Eine weitere Risikogruppe wird mit Blick auf Kreuzschmerzen durch rückenbelastende Tätigkeiten von Handwerkern, Lagerarbeitern, Bau- und Bergbauarbeitern gestellt. Hier ist es eine erhöhte Gewichtsbelastung, wie sie insbesondere durch das andauernde Heben und Tragen von Schwerstlasten entsteht. Und auch übergewichtige Personen weisen meist ein erhöhtes Risiko auf, sich Kreuzbeinschmerzen durch zu starke Gewichtsbelastung des Rückens und der Hüfte zuzuziehen. Bedenkt man, dass Übergewicht inzwischen eine wahre Volkskrankheit ist, die auf dem überwiegenden Verzehr von Fertigprodukten und Fastfood basiert, lässt sich diesbezüglich abermals die moderne Lebensweise als Urheber des Problems ausmachen.
Übrigens: Auch Kinder und Jugendliche klagen immer öfter über Kreuzschmerzen.

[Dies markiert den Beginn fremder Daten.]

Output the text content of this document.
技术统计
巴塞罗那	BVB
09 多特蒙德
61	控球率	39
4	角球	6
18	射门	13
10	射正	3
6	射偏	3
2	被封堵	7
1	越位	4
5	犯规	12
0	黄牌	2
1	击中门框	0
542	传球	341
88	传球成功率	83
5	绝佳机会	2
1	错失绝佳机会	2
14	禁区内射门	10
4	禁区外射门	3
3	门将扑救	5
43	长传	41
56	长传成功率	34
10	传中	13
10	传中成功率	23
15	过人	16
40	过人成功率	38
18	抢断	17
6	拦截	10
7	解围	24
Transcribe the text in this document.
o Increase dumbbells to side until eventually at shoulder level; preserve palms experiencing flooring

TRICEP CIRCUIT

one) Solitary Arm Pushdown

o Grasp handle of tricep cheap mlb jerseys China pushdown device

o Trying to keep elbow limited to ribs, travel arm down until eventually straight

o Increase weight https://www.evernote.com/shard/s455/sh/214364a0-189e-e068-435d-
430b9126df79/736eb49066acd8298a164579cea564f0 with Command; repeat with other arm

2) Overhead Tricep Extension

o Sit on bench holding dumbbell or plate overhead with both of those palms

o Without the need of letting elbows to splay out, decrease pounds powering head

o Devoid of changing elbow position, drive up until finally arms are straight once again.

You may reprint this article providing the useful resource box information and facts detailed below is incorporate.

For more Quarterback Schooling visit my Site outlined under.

Schuld daran ist zum einen das auch bei den jüngsten der Gesellschaft grassierende Übergewicht. Zum anderen ist aber auch der Schulalltag der Kinder immer leistungsfokussierter, was mit längeren Sitzzeiten in der Schule selbst, aber auch zu Hause beim Lernen oder Erledigen von Hausaufgaben verbunden ist. Zudem neigen gerade Jugendliche dazu, sich in ihrer Freizeit zu wenig zu bewegen und stattdessen lieber fernzusehen und Computer- oder Videospiele zu spielen.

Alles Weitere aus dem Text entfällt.